Hello! New to the forum, so I thought I would introduce myself! My name is Mary, I live in North Carolina, and I have been owned by my American Shorthair since August! I can't imagine how I ever got through a day without him! His name is Ignatius (of Antioch), but I just call him "Monkey!" 

Here's some picsof when I first got him. I will post more recent ones on the "Meet My Kitty" page...











He is on my cookbook shelf in my kitchen in this one! LOL...









Enjoy the pics!!!


----------



## marie73 (Jul 12, 2006)

Welcome to the Forum!

Your little Monkey could *not* be any cuter!

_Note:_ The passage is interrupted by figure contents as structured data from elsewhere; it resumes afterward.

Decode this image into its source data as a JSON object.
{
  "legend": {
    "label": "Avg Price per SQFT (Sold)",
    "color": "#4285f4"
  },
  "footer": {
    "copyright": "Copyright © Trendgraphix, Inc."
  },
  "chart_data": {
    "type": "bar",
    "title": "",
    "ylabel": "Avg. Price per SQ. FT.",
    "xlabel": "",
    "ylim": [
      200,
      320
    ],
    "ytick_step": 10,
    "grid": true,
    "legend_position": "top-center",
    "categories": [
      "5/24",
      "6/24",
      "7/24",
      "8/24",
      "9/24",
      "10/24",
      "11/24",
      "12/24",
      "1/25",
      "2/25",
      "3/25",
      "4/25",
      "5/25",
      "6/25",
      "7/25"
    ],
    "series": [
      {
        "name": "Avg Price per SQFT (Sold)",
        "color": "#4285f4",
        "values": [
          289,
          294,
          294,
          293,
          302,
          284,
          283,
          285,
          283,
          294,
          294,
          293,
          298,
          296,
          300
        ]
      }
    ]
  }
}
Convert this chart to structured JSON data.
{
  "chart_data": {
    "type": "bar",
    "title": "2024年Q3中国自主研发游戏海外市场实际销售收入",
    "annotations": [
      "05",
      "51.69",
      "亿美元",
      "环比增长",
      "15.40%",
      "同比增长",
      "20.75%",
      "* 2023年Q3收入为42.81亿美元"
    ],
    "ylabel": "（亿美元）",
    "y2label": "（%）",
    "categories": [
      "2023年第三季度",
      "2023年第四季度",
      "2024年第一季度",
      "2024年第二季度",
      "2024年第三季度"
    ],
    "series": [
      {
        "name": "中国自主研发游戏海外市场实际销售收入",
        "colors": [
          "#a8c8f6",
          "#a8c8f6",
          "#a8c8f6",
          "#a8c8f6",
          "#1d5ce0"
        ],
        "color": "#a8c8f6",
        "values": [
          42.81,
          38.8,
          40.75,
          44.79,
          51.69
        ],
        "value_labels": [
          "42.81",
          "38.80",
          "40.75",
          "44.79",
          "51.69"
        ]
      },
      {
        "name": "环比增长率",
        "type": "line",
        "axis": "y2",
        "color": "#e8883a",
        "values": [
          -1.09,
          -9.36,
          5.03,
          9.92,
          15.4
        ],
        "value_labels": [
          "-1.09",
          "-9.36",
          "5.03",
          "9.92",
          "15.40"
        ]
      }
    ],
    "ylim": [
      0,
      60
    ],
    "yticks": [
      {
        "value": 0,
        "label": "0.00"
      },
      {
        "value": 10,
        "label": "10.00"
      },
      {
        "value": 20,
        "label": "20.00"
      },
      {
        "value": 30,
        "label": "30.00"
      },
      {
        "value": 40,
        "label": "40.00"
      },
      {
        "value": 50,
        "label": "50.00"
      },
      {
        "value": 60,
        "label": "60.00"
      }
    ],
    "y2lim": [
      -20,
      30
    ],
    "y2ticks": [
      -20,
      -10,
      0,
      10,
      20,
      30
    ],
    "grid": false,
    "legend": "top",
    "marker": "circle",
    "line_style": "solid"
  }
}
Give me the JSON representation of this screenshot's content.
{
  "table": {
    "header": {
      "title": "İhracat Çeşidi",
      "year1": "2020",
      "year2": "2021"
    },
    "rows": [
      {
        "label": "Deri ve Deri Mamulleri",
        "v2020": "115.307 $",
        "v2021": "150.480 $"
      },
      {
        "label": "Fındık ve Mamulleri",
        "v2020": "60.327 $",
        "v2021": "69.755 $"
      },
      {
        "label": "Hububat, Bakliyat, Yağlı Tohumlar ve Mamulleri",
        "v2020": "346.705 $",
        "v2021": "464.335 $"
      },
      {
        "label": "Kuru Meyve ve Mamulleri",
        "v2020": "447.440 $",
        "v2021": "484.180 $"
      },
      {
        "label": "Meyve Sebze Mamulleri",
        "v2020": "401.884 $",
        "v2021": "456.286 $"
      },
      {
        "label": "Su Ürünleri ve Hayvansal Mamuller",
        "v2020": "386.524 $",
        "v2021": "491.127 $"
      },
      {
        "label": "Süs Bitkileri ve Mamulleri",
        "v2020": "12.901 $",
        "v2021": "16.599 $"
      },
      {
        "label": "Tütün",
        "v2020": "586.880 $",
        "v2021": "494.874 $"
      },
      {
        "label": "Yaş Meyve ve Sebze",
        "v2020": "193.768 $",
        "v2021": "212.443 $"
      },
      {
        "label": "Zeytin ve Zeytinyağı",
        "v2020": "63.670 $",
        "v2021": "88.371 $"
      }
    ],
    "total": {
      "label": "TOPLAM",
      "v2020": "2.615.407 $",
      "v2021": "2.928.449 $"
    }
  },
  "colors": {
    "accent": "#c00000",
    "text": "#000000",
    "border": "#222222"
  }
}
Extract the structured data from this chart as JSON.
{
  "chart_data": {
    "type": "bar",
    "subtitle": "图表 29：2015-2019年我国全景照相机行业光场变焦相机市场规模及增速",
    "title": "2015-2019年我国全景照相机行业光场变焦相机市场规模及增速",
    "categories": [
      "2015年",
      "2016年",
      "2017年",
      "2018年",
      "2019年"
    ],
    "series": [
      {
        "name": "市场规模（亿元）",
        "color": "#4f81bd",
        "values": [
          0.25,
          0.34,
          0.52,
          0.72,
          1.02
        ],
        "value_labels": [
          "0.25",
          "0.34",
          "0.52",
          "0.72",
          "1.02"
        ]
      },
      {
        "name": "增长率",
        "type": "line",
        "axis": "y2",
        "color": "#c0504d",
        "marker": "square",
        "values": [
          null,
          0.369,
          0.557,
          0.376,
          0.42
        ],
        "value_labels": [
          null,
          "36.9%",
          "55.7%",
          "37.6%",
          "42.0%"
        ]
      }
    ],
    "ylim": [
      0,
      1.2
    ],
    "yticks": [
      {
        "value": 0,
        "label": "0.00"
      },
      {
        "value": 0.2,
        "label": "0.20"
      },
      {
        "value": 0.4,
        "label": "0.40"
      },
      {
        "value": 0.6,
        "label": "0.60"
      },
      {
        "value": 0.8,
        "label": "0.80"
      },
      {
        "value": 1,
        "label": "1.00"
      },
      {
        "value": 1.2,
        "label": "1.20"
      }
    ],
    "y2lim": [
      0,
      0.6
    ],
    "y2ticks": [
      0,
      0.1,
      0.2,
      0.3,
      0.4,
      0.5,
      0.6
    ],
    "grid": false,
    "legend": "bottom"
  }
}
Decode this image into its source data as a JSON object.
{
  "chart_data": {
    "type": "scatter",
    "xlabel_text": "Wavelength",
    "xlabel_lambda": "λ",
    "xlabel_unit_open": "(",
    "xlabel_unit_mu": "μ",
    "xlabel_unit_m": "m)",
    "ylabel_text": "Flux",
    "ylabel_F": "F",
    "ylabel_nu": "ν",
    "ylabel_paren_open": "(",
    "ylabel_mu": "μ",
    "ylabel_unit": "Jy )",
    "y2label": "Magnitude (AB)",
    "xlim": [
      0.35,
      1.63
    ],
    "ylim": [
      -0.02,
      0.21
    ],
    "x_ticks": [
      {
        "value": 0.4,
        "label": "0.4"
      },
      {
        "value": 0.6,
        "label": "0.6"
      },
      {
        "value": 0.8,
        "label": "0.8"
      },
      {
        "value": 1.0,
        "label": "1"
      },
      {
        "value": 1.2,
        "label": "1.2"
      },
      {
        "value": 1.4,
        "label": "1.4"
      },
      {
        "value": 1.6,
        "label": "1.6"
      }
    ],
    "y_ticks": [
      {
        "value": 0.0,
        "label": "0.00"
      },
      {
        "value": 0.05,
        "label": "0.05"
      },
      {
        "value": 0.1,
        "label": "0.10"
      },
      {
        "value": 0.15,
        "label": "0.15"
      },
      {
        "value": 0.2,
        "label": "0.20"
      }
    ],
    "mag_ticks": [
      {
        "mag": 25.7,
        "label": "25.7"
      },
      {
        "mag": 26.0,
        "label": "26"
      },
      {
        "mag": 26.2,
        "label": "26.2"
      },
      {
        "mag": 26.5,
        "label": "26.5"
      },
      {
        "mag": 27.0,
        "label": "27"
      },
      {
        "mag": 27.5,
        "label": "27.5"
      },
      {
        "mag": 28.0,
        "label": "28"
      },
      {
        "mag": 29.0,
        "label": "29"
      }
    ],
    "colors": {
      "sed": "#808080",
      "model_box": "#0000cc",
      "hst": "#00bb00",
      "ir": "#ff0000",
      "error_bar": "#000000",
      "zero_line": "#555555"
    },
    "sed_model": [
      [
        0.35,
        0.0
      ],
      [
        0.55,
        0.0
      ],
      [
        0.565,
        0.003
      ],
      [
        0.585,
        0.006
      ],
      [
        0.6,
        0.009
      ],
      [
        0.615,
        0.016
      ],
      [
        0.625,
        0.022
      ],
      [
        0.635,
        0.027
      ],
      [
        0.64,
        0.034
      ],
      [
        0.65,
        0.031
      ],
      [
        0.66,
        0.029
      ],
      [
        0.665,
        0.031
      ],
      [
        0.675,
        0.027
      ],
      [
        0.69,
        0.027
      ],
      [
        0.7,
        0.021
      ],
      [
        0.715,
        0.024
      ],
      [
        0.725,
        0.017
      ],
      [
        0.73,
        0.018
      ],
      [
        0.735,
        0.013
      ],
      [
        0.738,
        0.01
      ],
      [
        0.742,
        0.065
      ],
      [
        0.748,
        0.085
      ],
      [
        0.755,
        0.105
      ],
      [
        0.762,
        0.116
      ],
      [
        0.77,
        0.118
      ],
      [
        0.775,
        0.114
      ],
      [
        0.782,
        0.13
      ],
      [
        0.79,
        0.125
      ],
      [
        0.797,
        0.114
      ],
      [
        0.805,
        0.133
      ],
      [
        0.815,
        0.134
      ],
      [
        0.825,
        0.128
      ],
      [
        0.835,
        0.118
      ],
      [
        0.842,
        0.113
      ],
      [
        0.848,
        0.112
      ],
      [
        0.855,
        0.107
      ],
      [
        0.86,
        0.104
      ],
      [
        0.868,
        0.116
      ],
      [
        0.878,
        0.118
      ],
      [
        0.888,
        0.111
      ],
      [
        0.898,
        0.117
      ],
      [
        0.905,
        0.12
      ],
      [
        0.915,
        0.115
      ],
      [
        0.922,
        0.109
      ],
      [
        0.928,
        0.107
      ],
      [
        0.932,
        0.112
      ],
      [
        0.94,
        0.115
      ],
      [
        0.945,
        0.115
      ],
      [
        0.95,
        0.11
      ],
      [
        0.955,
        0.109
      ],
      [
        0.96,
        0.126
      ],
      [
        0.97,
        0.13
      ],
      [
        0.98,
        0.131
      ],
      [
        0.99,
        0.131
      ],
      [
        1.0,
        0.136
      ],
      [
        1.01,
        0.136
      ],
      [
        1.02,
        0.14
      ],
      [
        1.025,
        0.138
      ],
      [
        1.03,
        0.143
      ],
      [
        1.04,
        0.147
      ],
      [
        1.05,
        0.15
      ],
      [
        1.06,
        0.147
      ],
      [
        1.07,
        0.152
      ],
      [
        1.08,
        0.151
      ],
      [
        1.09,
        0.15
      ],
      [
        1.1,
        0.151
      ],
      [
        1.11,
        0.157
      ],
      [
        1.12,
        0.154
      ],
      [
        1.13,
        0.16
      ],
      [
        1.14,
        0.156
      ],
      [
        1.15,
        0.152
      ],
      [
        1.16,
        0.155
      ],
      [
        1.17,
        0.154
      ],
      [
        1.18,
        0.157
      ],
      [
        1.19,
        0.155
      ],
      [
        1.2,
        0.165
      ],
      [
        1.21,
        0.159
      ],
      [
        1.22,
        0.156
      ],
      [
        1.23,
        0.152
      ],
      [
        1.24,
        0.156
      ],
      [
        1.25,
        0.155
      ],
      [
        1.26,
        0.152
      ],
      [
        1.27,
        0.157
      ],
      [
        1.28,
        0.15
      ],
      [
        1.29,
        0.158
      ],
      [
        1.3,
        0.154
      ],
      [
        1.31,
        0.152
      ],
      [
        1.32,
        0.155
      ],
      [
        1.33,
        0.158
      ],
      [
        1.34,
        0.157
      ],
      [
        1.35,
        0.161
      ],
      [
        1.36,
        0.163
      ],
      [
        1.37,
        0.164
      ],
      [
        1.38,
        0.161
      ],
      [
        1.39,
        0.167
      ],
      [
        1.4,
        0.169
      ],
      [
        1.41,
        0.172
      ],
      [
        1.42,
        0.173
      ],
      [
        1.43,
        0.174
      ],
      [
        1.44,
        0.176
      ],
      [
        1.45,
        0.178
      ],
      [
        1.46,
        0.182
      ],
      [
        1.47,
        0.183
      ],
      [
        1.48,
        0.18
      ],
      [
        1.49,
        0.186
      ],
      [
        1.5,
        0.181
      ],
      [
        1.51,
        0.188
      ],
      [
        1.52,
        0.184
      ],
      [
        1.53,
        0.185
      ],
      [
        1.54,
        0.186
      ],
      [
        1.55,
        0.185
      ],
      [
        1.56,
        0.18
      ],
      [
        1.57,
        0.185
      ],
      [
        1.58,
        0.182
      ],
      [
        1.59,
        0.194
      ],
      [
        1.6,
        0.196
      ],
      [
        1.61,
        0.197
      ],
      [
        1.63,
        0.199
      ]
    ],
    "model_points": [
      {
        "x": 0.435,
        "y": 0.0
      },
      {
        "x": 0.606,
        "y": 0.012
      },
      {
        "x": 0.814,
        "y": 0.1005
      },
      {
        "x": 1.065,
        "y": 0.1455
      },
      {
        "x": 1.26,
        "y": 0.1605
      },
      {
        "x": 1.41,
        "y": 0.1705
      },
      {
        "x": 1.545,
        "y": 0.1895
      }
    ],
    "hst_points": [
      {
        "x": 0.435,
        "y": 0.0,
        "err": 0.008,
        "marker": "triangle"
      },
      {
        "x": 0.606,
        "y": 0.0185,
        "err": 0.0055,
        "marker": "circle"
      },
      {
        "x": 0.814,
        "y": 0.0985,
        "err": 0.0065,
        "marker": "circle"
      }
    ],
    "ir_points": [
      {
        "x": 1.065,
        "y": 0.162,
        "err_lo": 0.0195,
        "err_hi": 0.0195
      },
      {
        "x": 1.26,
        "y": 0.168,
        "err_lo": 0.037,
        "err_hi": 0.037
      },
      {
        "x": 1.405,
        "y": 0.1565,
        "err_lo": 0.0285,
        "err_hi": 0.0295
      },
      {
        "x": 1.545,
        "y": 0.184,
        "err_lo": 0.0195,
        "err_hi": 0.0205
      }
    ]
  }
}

Can't wait to see more pictures!

:2kitties


----------



## EChryst (Aug 8, 2005)

Welcome! I love the colors of your cat.

Also welcome from another North Carolinian. Or however you'd call it.


----------



## nerilka (May 17, 2005)

Recipes for Living Well should always include sleepy kittens' and lots of cuddles :wink: Cute baby!


----------



## kitkat (Sep 22, 2003)

Welcome to the forum Mary, your Monkey is too cute. I love American Shorthairs, I hope to see more pictures later


----------



## DesnBaby (Apr 18, 2004)

Welcome to the forum, what a sweet kitten!


----------



## Chattycat (Nov 25, 2006)

Thanks to all! I have already been able to glean a lot of great info off of this site! So nice to have a knowlegable group of people around to gather advice from!


----------



## clintsworld (Apr 12, 2005)

Yeah, they ARE cute when they're small BUT THEN they grow up and and you get pictures like this: :lol: 










Ciao!


----------



## Jewel'd Diamond (Dec 1, 2006)

Monkey is sooo cute!! His colors are BEAUTIFUL!!!


----------



## tabby (Nov 30, 2006)

He is soooo cute.


----------



## OrangeJulius (Aug 23, 2006)

*Cute*

Very cute. Its funny how they find their sleeping spots.


----------



## Julieboo390 (Dec 1, 2006)

Hello Mary, what a cute name for your cat.


----------